Why This Zone Gets Serious Attention

The San Andreas runs more than one thousand two hundred kilometers (seven hundred and forty five miles) through California, moving at roughly twenty to thirty five millimeters (zero point eight to one point four inches) per year. The southern segment — from the Salton Sea northward through the Coachella Valley toward Los Angeles — has not produced a major rupture since approximately 1700. Paleoseismic data from trenching sites along the Coachella segment confirms more than three hundred years of accumulated strain without significant release.

A rupture starting at the southern terminus of the San Andreas and propagating northward — the unzipping scenario — would send energy along the fault trace directly into the Los Angeles Basin. Engineering analyses from the USGS ShakeOut scenario framework project widespread structural impacts across dozens of municipalities. Three hundred and sixty eight earthquakes at magnitude four point seven and below release a fraction of what a single magnitude seven event would. The accumulated strain on the southern San Andreas is effectively unchanged by this weekend’s activity.

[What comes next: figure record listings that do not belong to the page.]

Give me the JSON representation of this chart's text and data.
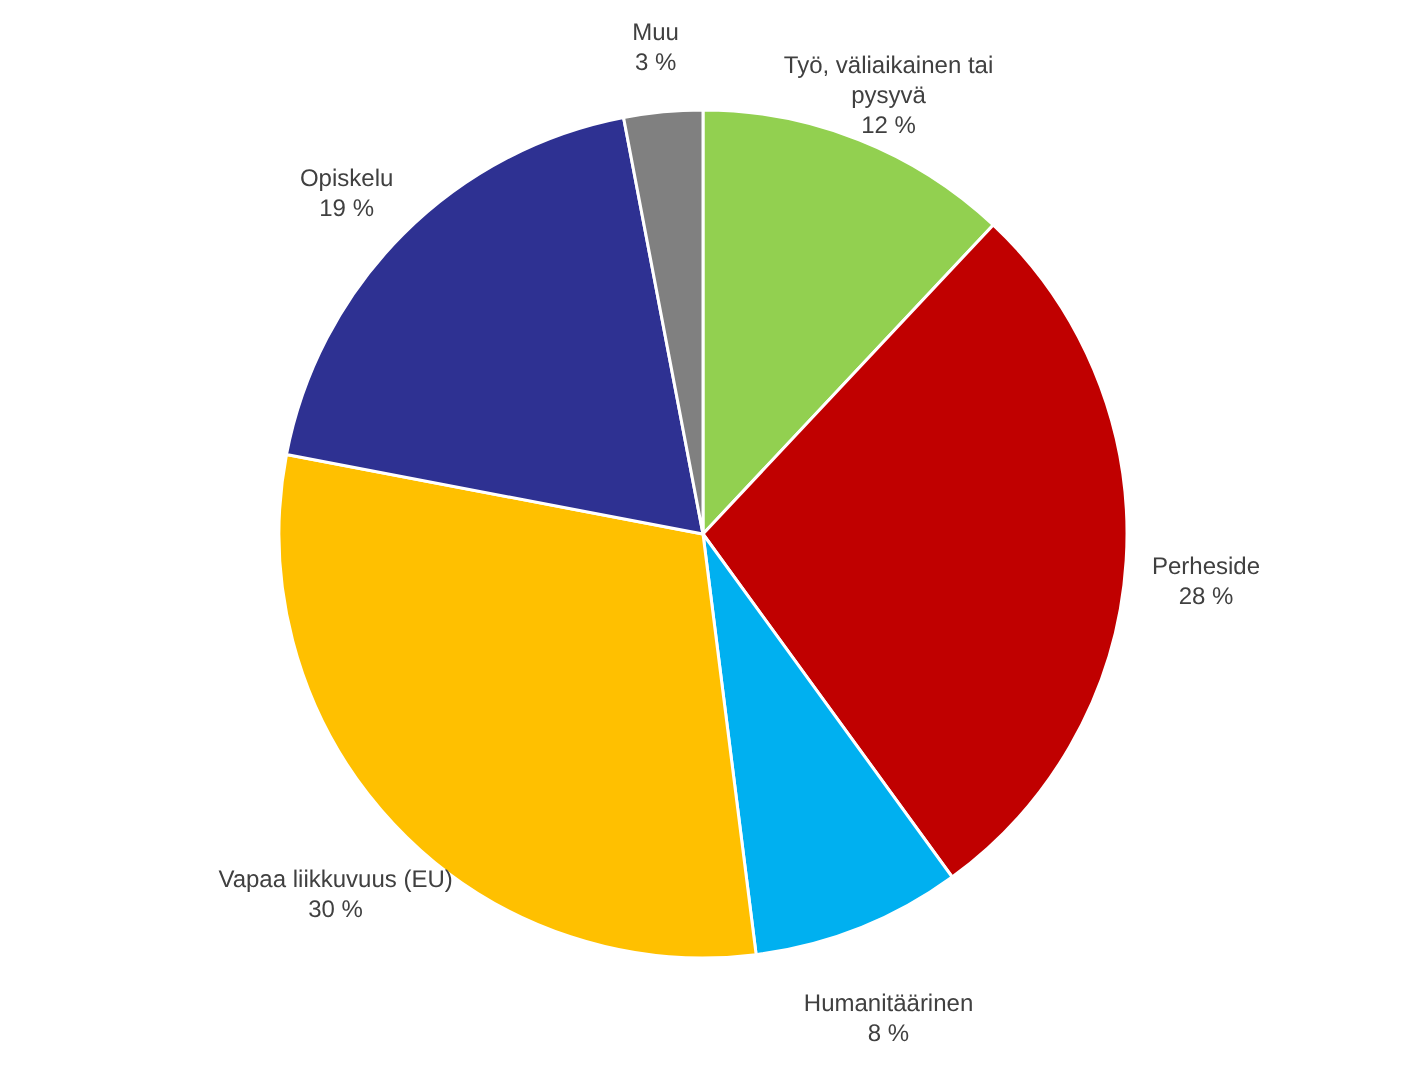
{
  "chart_data": {
    "type": "pie",
    "categories": [
      "Työ, väliaikainen tai pysyvä",
      "Perheside",
      "Humanitäärinen",
      "Vapaa liikkuvuus (EU)",
      "Opiskelu",
      "Muu"
    ],
    "values": [
      12,
      28,
      8,
      30,
      19,
      3
    ],
    "colors": [
      "#92d050",
      "#c00000",
      "#00b0f0",
      "#ffc000",
      "#2e3192",
      "#808080"
    ],
    "value_labels": [
      "12 %",
      "28 %",
      "8 %",
      "30 %",
      "19 %",
      "3 %"
    ]
  }
}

Does the Swarm Signal a Larger Earthquake?

Almost certainly not from this specific sequence. The historical pattern for Brawley swarms is onset, peak, and fade within one to three days. That pattern appears to be holding here.

Earthquake swarms produce a small probability uplift — typically one to two percent above baseline — for larger events in the same area. In the Brawley zone the baseline is already elevated, so the uplift compounds on top of something that is not low to begin with. Seismology cannot predict earthquakes. It can only describe conditions, and the conditions at the southern San Andreas have not changed in any meaningful way since Saturday.

Implications Beyond California

The southern San Andreas connects through the Salton Trough to the Cerro Prieto Fault in northern Baja California, which produced the 2010 El Mayor-Cucapah earthquake at magnitude seven point two. That event damaged Mexicali severely and was felt from San Diego to Los Angeles. A major rupture on the southern San Andreas or Imperial Fault would affect northern Mexico alongside Southern California. The Imperial Valley floor on both sides of the border is underlain by deep, water-saturated Colorado River delta sediments — among the most liquefaction-prone soils in North America.

For Southern California residents: emergency kit stocked for at least seventy two hours, household communication plan, and Earthquake Warning California active on your phone. The swarm is fading. The fault is not.